Photo Credit: Reuters

Photo Credit: Reuters

As “Emperor Obama”—to cite a title applied to Barack Obama by House Speaker John Boehner, Senator Jeff Sessions, and others—proceeds with his plan to trample the Constitution by issuing an Executive Order on amnesty for illegals, perhaps it’s worth looking back to see how the authors of the Constitution might have reacted to such a crisis.

The short answer is that the Founders worried about presidential power-grabbing, and so wrote a proper response into the Constitution. However, the longer answer is that Emperor Obama might be setting in motion a process that actually undermines the Constitution. Although he was defeated at the polls in 2014, Obama could be initiating a process that consolidates Democratic power for the rest of the century.
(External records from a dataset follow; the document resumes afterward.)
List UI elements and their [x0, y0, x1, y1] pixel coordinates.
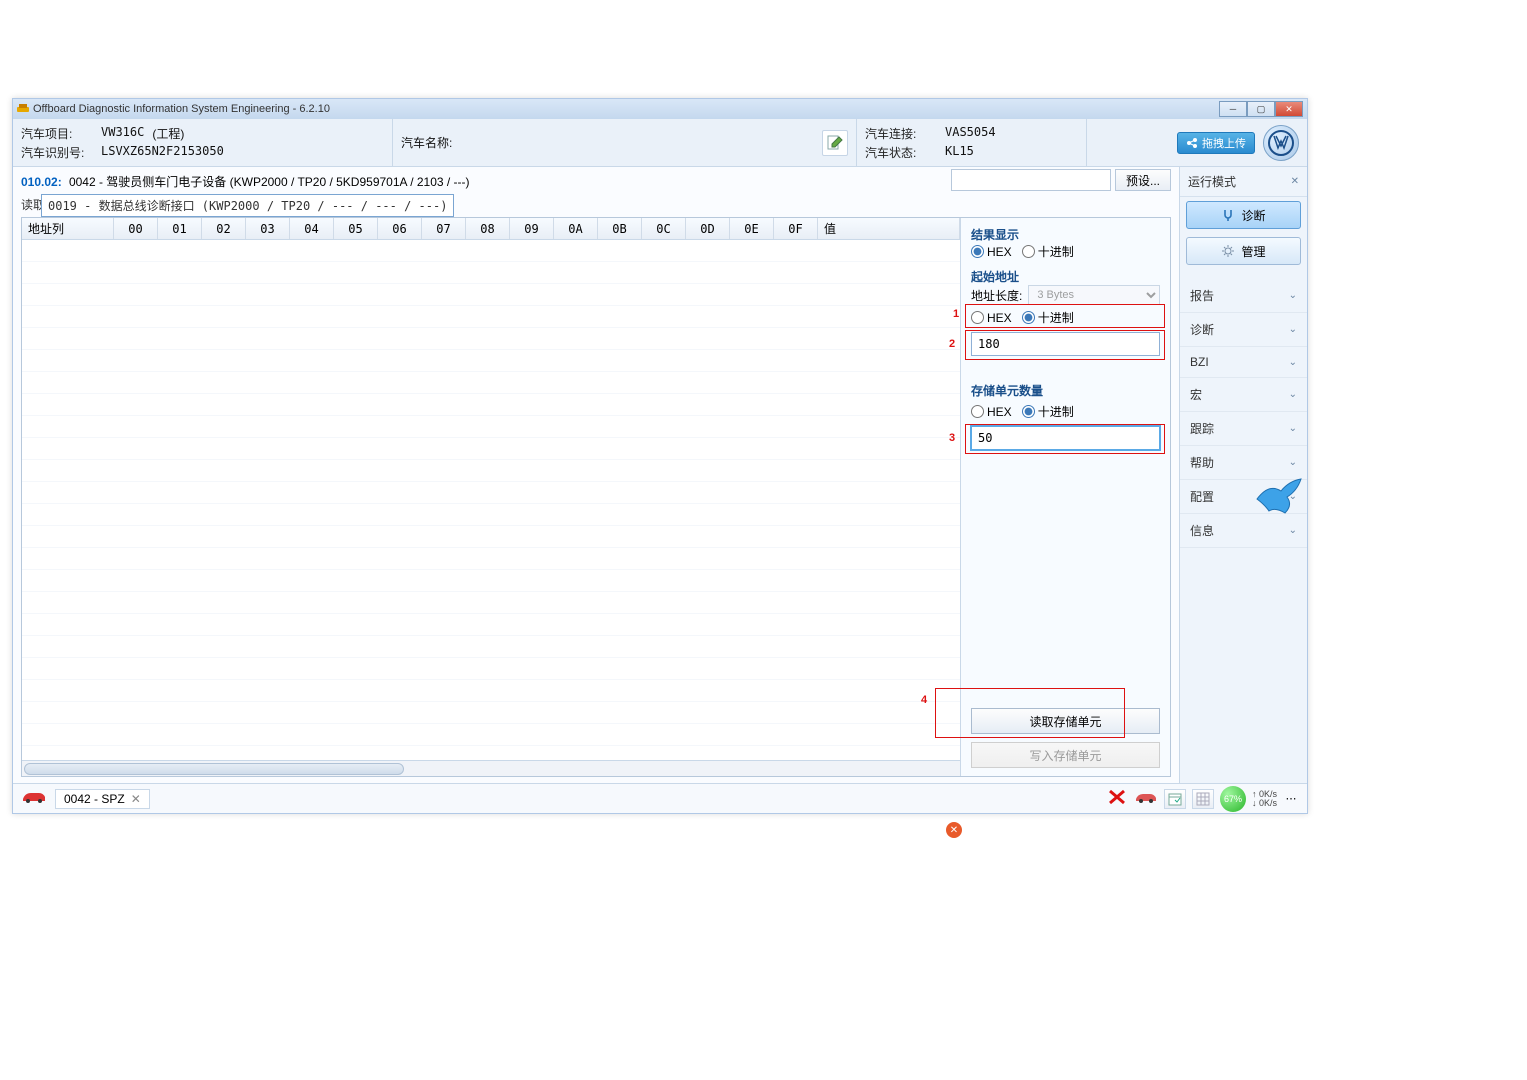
col-04[interactable]: 04	[290, 218, 334, 239]
upload-label: 拖拽上传	[1202, 135, 1246, 151]
col-05[interactable]: 05	[334, 218, 378, 239]
vin-value: LSVXZ65N2F2153050	[101, 144, 224, 161]
result-display-title: 结果显示	[971, 226, 1160, 243]
window-buttons	[1219, 101, 1303, 117]
col-0E[interactable]: 0E	[730, 218, 774, 239]
table-body[interactable]	[22, 240, 960, 760]
col-01[interactable]: 01	[158, 218, 202, 239]
annotation-4: 4	[921, 694, 927, 706]
col-06[interactable]: 06	[378, 218, 422, 239]
addr-length-label: 地址长度:	[971, 287, 1022, 304]
nav-item-trace[interactable]: 跟踪⌄	[1180, 412, 1307, 446]
nav-item-help[interactable]: 帮助⌄	[1180, 446, 1307, 480]
status-grid-icon[interactable]	[1192, 789, 1214, 809]
network-rate: ↑ 0K/s ↓ 0K/s	[1252, 790, 1277, 808]
run-mode-title: 运行模式	[1188, 173, 1236, 190]
col-02[interactable]: 02	[202, 218, 246, 239]
status-percent-badge[interactable]: 67%	[1220, 786, 1246, 812]
header-infobar: 汽车项目: VW316C (工程) 汽车识别号: LSVXZ65N2F21530…	[13, 119, 1307, 167]
preset-combo[interactable]	[951, 169, 1111, 191]
col-08[interactable]: 08	[466, 218, 510, 239]
vw-logo-icon	[1263, 125, 1299, 161]
start-address-title: 起始地址	[971, 268, 1160, 285]
controls-panel: 结果显示 HEX 十进制 起始地址 地址长度: 3 Bytes	[960, 218, 1170, 776]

In Philadelphia, in 1787, Benjamin Franklin was asked what sort of government the just-completed Constitutional Convention, presided over by George Washington, had created. “A republic,” he replied. Then the great patriot quickly added, “If you can keep it.”

And that was the key point: If Americans can keep it. The following year, 1788, James Madison wrote in Federalist #51, arguing for the ratification of the Constitution, “If men were angels, no government would be necessary.” But since men are not angels, Madison continued, it was necessary to create a Constitutional system of checks and balances; as Madison put it, “divide and arrange the several offices in such a manner as that each may be a check on the other.”

Yet where would ultimate power reside? In any kind of Constitutional showdown which of the “several offices” would be decisive? Would it be the executive branch? The judicial branch? The legislative branch? In the same Federalist #51, Madison had a ready answer: “In republican government, the legislative authority necessarily predominates.”